Lerne das Leben zu lieben

kleine Dinge lieben

Die Ästhetik der Existenz: Warum die Liebe zum Leben eine Übung ist

Der Leitgedanke „Lerne, das Leben zu lieben“ wird oft missverstanden als die Aufforderung, Schwierigkeiten zu ignorieren. Doch auf dem Spiegelpfad verstehen wir diese Liebe als eine aktive, psychologische Errungenschaft. Es ist die bewusste Entscheidung für eine zugewandte Haltung gegenüber der Welt, selbst wenn diese unvollkommen ist.

1. Biophilie: Die Liebe zum Lebendigen (Erich Fromm)

Erich Fromm prägte den Begriff der Biophilie – die leidenschaftliche Liebe zum Leben und zu allem Lebendigen. Er setzte sie der Nekrophilie (der Liebe zum Toten, Mechanischen, Starren) entgegen. Das Leben zu lieben bedeutet nach Fromm, die eigene Schöpferkraft zu nutzen und sich aktiv mit der Welt zu verbinden. Wer lernt, das Leben zu lieben, tritt aus der Passivität des „Konsumierens“ heraus und wird zum „Produzenten“ eigener Lebensfreude.
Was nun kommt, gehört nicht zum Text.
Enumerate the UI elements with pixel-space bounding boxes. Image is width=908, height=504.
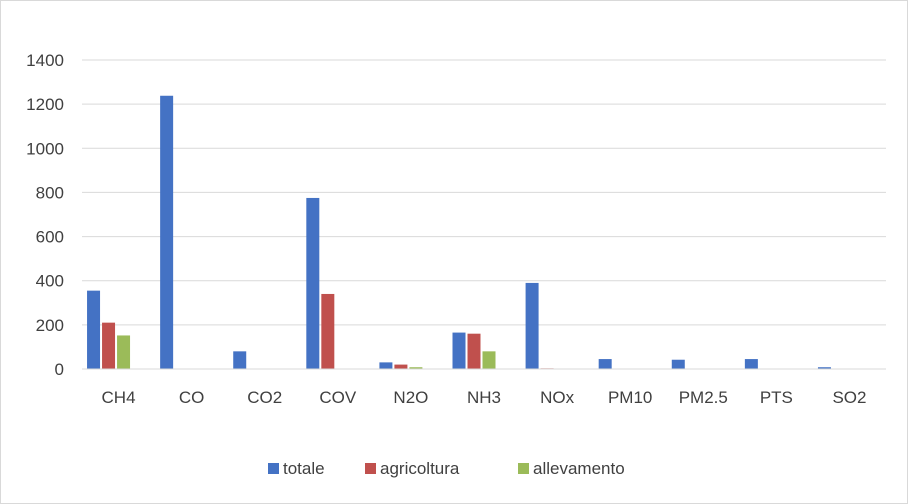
y-tick-label: 1200 — [26, 95, 64, 114]
legend: totale agricoltura allevamento — [268, 459, 625, 478]
x-tick-label: NH3 — [467, 388, 501, 407]
legend-swatch-agricoltura — [365, 463, 376, 474]
y-axis-tick-labels: 0 200 400 600 800 1000 1200 1400 — [26, 51, 64, 379]
x-tick-label: N2O — [393, 388, 428, 407]
bar-totale-PTS — [744, 359, 758, 369]
bar-agricoltura-NH3 — [467, 333, 481, 369]
x-tick-label: COV — [319, 388, 357, 407]
y-tick-label: 1400 — [26, 51, 64, 70]
y-tick-label: 200 — [36, 316, 64, 335]
y-tick-label: 0 — [55, 360, 64, 379]
bar-agricoltura-COV — [321, 293, 335, 369]
x-tick-label: PM2.5 — [679, 388, 728, 407]
bar-totale-PM2.5 — [671, 359, 685, 369]
y-tick-label: 400 — [36, 272, 64, 291]
legend-label-totale: totale — [283, 459, 325, 478]
bar-agricoltura-CH4 — [102, 322, 116, 369]
bar-totale-N2O — [379, 362, 393, 369]
x-tick-label: PM10 — [608, 388, 652, 407]
legend-label-allevamento: allevamento — [533, 459, 625, 478]
y-tick-label: 800 — [36, 183, 64, 202]
legend-swatch-allevamento — [518, 463, 529, 474]
bars — [87, 95, 831, 370]
bar-allevamento-N2O — [409, 367, 423, 369]
bar-totale-COV — [306, 197, 320, 369]
y-tick-label: 600 — [36, 228, 64, 247]
legend-label-agricoltura: agricoltura — [380, 459, 460, 478]
bar-totale-CO2 — [233, 351, 247, 369]
legend-swatch-totale — [268, 463, 279, 474]
gridlines — [82, 59, 886, 326]
x-tick-label: SO2 — [832, 388, 866, 407]
bar-allevamento-CH4 — [117, 335, 131, 369]
x-tick-label: NOx — [540, 388, 575, 407]
bar-totale-SO2 — [817, 367, 831, 369]
bar-totale-CO — [160, 95, 174, 370]
bar-allevamento-NH3 — [482, 351, 496, 369]
x-axis-tick-labels: CH4 CO CO2 COV N2O NH3 NOx PM10 PM2.5 PTS SO2 — [102, 388, 867, 407]
x-tick-label: CO2 — [247, 388, 282, 407]
x-tick-label: CO — [179, 388, 205, 407]
bar-totale-PM10 — [598, 359, 612, 369]
bar-totale-NOx — [525, 282, 539, 369]
x-tick-label: CH4 — [102, 388, 136, 407]
x-tick-label: PTS — [760, 388, 793, 407]
y-tick-label: 1000 — [26, 139, 64, 158]
bar-totale-CH4 — [87, 290, 101, 369]
bar-totale-NH3 — [452, 332, 466, 369]
bar-agricoltura-N2O — [394, 364, 408, 369]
2. Das Staunen und der Weg (Laotse)

In der fernöstlichen Philosophie, insbesondere bei Laotse, finden wir die Idee des Einklangs mit dem Tao. Das Leben zu lieben bedeutet hier, den Widerstand gegen den natürlichen Fluss der Dinge aufzugeben. Es ist die Kunst des Staunens über das Einfache. Wenn wir die „kleinen Dinge“ (einen Baum, einen Atemzug) wertschätzen, hören wir auf, einem fernen Glück hinterherzujagen, und finden es im gegenwärtigen Moment.

3. Die Überwindung der depressiven Position (Melanie Klein)

Die Psychoanalytikerin Melanie Klein beschrieb die Entwicklung der sogenannten „depressiven Position“. Das klingt paradox, meint aber die Fähigkeit eines reifen Menschen, zu erkennen, dass die Welt (und man selbst) sowohl gute als auch schlechte Seiten hat. Das Leben zu lieben heißt in diesem Sinne: Die Ambivalenz auszuhalten. Wir lieben das Leben nicht, weil es perfekt ist, sondern weil wir fähig geworden sind, das Gute zu bewahren, auch wenn das Schwierige existiert.

4. Die schöpferische Kraft der Haltung (Alfred Adler)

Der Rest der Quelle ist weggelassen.